In light of cuts, profs. stress faculty retention
Dartmouth professors already routinely receive job offers from other institutions, and discrepancies in salaries, staff support or facilities which may follow on the heels of what could be $100 million in budget cuts over the next two years could tip the hiring balance to Dartmouth's disadvantage, according to several faculty members interviewed by The Dartmouth.
Some institutions have remained financially healthy despite the recession, government department chair John Carey said.
"One shouldn't delude oneself into thinking the marketplace is totally frozen," mathematics professor Dan Rockmore, chair of the Committee on Priorities, said. "Good people can always move."
One whispered suggestion for cutting the budget that tenured faculty members take voluntary pay cuts has been met with mixed reactions, faculty members said.
Computer science department chair Thomas Cormen, who said he used to support pay cuts, said he has changed his opinion because of concerns about faculty retention.
"The College has spent a lot of effort over the last few years to bring faculty pay to where it should be, and I understand the administration's concern about losing faculty quality if there were pay cuts," he said.
Although he said he was personally willing to take a pay cut, Russian department chair John Kopper, who has two children in college, said a salary reduction would be financially difficult. Other professors are in similar situations, Kopper said, noting that many young faculty members have children in day care, while older faculty must care for aging parents.
"Many are willing to, and many would prefer not to," Kopper said.
If tenured faculty do not receive pay cuts, they could contribute voluntarily to the Dartmouth College Fund, Cormen suggested.
Kopper said that facilities maintenance is also "crucial to faculty retention," particularly in the sciences. He noted that the College must finish the Class of 1978 Life Sciences Center to remain in line with peer institutions.
Faculty searches could be halted if necessary.
"Searches I know about that were authorized to move forward in the fall are still going on," Rockmore said.
Professors were also concerned that non-tenure track faculty may be subject to layoffs.
"They are as valuable to our teaching mission as the tenure-track faculty," Kopper said.
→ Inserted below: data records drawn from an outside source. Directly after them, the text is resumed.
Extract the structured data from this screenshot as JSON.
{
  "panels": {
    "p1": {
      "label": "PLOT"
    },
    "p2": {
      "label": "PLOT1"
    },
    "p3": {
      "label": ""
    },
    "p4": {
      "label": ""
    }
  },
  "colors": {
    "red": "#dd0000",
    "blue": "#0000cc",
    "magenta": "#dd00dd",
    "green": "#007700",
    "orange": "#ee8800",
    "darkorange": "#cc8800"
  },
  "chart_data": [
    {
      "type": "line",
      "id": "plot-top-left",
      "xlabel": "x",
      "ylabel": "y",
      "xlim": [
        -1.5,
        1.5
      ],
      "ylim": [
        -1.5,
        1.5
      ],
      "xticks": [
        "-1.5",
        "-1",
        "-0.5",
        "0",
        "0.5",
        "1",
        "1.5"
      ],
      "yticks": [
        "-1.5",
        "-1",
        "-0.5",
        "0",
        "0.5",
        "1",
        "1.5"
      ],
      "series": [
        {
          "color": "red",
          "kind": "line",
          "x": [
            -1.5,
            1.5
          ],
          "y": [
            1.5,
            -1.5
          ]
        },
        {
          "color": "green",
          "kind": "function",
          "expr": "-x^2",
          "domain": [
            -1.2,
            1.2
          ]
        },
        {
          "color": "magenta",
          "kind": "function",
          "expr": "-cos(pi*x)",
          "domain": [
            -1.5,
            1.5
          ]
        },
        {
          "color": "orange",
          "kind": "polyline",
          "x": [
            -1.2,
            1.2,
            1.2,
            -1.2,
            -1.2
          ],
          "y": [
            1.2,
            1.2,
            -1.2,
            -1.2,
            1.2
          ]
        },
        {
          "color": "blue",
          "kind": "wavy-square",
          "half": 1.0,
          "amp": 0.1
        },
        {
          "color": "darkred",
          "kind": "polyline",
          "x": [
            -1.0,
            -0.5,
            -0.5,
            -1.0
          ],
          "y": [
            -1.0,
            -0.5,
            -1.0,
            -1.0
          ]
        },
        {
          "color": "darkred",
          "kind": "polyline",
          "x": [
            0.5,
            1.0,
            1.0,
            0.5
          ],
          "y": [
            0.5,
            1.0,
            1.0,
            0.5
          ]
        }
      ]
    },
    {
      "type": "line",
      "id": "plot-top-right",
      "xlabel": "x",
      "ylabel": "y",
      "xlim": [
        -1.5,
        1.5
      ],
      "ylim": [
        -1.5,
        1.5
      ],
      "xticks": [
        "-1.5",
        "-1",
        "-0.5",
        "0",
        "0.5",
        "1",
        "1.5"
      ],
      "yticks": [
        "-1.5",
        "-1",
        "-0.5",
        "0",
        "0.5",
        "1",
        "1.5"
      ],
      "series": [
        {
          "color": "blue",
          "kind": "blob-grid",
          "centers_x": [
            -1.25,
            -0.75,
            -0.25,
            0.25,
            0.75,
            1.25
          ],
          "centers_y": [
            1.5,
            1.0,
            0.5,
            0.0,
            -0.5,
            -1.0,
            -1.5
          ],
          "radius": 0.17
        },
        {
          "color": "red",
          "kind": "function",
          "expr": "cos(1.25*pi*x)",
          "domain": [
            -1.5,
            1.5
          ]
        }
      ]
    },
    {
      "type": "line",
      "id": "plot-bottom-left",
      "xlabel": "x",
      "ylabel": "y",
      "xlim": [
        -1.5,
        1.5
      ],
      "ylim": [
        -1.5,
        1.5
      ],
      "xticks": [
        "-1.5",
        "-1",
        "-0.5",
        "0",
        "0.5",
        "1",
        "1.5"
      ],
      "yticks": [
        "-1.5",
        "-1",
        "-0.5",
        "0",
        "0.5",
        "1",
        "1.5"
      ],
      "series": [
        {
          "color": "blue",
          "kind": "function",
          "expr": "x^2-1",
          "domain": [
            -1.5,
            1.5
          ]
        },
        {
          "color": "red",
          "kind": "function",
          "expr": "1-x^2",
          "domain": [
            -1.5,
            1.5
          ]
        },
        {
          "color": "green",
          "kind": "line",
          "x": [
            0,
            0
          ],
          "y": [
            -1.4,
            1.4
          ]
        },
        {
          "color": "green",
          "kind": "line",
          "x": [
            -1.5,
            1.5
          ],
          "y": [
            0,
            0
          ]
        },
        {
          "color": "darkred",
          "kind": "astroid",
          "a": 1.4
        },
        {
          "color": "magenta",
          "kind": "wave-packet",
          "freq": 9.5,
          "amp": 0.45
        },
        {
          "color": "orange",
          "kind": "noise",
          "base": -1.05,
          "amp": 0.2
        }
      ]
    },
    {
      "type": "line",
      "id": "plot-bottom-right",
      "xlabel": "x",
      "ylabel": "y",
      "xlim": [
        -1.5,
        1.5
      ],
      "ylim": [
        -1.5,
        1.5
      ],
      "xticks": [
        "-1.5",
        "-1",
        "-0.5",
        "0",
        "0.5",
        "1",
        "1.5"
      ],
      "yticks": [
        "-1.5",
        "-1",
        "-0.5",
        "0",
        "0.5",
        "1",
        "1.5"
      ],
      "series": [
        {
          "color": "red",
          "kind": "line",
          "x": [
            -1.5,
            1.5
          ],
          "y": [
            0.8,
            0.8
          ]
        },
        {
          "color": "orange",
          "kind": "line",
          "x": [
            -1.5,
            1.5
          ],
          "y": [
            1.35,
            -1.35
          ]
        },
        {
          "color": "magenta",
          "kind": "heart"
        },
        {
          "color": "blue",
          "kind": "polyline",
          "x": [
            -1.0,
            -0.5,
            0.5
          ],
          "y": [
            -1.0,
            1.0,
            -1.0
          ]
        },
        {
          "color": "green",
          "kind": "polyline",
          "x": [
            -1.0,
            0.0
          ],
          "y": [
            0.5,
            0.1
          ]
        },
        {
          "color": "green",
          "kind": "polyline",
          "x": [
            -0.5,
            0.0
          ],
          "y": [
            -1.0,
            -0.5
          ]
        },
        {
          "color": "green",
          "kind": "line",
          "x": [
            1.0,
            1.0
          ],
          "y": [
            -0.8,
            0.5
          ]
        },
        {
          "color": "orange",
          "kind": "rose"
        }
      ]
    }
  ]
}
College President Jim Yong Kim, in a previous interview with The Dartmouth, said that the "great faculty" has to be preserved in order to "be sure that this is not something that does any kind of lasting damage to the Dartmouth experience."
The budget cut will require "serious downsizing," however, vice president and strategic advisor Steven Kadish said in a Nov. 18 e-mail, and future layoffs may include the elimination of faculty positions, Kadish later explained in an interview.
"Layoffs are not the first things on the table," Kadish said at the time. "We're trying to look at the parts of the budget that are not layoff-related first, things that would make us more efficient.
The College could also implement the planned budget cuts by reducing course offerings. Courses with low-enrollment or those considered non-essential are most vulnerable to cuts, Cormen said. Departments in the humanities, whose classes are more likely to have low enrollments, may feel "more vulnerable" to such cuts than other departments, Kopper said.
Cormen also suggested that the College reduce the size of its administration.
"We have a large administration here, or it seems large, and undoubtedly there are some pretty inefficient processes somewhere in that administration," Cormen said.
Although faculty members have submitted between 70 and 80 suggestions to the budget reduction web site, there is little consensus on an optimal solution, Rockmore said.
The Committee on Priorities, which communicates faculty opinions about budget issues to the administration, has not discussed anything specific yet, Rockmore said.
The Committee on Priorities, whose next meeting will occur on Dec. 3, will meet frequently in the future, Rockmore said.
Fundamentally, Dartmouth must adapt or risk failing, according to Rockmore.
"I think people should understand that what's at stake here is the viability of the institution," he said.
But faculty worry that cuts necessary for survival may strip Dartmouth of its institutional identity.
"We want to preserve the same thing that President [Jim Yong] Kim does: the Dartmouth experience, and that means its core, the curriculum and much more than that," Kopper said. "Whether it's the basement of the [Hopkins Center for the Arts] where you have studios and workshops and so forth, or the [Dartmouth Outing Club], a functioning gym, practice rooms, all of that is part of Dartmouth."